For supply management organizations, that means balancing cost management, supplier relationships and compliance obligations. “Maintaining awareness remains the No. 2 challenge, second to understanding what the costs will be,” Todd says. “compliance will always be an issue, and enforcement is ramping up.”
The environment remains fluid, he adds, but many companies have become more adept at responding to change after navigating the tariff disruptions of 2025.
What Companies Should Do Now
For organizations that paid IEEPA tariffs but have yet to act, Todd recommends starting with data collection.
Companies should gather records — available internally and through customs brokers — showing what duties were paid and when. Once that information is confirmed, organizations can evaluate whether to pursue administrative recovery through CAPE, litigation or both.
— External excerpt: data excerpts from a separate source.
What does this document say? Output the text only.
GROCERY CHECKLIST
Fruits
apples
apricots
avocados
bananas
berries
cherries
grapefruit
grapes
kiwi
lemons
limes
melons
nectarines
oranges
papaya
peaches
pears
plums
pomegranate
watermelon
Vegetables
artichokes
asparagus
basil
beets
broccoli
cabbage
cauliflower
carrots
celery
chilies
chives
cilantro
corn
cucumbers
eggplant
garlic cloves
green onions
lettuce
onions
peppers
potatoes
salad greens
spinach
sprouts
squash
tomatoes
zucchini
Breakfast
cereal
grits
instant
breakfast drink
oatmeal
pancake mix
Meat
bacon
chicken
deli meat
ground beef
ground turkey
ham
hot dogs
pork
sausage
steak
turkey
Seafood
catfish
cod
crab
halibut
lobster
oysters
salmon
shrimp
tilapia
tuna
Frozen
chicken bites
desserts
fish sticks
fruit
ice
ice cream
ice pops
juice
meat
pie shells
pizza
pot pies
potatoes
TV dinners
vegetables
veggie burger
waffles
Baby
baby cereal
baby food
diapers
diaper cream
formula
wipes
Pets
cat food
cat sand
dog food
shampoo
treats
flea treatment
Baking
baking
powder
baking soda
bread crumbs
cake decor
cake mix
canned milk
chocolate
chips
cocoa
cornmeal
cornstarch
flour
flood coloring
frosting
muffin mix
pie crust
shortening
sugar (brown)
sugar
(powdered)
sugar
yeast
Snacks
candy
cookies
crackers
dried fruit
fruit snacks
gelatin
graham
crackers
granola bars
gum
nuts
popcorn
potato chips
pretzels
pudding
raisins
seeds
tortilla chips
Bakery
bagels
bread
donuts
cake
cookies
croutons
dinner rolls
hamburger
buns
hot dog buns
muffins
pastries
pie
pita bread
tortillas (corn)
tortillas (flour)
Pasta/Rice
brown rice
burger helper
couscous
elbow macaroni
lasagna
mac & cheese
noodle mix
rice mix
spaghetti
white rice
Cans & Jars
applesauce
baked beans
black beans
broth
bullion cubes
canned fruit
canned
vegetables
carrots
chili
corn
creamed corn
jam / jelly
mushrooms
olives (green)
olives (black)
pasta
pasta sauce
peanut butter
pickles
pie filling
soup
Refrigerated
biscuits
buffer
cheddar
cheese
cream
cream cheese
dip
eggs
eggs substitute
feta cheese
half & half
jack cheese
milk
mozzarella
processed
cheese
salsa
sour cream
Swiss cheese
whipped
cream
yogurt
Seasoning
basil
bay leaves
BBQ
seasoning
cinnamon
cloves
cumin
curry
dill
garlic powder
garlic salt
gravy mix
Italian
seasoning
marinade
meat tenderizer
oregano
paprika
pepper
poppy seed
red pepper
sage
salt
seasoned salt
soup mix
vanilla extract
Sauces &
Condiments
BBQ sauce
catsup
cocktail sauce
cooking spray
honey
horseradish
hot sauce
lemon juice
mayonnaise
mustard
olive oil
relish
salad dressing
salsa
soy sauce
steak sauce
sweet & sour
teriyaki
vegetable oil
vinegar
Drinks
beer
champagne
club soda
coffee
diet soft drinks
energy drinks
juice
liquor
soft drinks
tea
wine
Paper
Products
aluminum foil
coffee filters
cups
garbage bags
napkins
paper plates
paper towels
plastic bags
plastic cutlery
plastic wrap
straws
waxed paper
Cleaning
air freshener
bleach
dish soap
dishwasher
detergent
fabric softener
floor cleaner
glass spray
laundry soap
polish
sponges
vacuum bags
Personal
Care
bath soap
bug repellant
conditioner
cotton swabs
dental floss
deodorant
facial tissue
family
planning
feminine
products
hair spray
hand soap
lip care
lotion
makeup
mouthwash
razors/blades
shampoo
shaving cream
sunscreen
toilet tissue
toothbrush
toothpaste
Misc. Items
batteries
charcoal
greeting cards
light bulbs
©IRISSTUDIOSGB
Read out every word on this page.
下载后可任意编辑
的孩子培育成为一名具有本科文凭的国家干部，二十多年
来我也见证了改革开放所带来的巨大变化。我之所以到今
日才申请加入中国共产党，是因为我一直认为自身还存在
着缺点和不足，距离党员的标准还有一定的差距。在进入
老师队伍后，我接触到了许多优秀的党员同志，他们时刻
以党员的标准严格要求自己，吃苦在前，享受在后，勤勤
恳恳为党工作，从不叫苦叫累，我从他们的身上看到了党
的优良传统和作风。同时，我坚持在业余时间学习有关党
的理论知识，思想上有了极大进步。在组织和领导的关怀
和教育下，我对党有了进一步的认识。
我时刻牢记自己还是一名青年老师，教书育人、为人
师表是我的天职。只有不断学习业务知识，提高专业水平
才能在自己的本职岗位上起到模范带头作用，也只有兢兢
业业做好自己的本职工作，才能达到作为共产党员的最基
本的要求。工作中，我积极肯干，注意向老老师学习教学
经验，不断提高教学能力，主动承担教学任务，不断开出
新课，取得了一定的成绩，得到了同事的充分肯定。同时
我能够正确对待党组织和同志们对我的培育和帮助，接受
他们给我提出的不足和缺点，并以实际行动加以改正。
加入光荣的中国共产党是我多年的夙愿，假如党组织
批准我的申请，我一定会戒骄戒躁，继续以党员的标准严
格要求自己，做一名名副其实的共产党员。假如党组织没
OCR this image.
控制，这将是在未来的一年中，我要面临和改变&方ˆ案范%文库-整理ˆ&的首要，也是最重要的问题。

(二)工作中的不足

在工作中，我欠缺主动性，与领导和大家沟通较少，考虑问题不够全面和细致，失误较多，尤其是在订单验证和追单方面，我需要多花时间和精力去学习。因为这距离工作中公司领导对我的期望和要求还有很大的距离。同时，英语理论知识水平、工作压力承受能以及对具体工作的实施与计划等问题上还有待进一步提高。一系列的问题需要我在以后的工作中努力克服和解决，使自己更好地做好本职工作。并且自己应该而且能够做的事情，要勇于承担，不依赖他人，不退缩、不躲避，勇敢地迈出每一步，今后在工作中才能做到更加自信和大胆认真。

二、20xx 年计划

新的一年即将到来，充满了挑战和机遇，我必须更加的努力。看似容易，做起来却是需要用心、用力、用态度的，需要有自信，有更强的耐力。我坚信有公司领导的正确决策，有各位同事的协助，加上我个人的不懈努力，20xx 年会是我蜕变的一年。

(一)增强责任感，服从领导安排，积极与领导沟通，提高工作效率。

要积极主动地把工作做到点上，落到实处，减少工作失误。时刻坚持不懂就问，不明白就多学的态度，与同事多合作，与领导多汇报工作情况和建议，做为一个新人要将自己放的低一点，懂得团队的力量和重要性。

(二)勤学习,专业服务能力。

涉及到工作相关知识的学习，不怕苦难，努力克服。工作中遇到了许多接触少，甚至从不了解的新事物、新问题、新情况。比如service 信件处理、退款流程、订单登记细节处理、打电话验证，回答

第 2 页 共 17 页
“The No. 1 first step if someone wakes up and wants to file for refunds is to begin gathering data, begin having conversations with their customs brokers and maybe lawyers,” Todd says.
As Phases 2 and 3 approach, importers are expected to gain greater clarity on whether CBP expands the CAPE process to cover all IEEPA duties. Until then, companies remain caught between an administrative system that is producing refunds and a legal landscape that continues to evolve.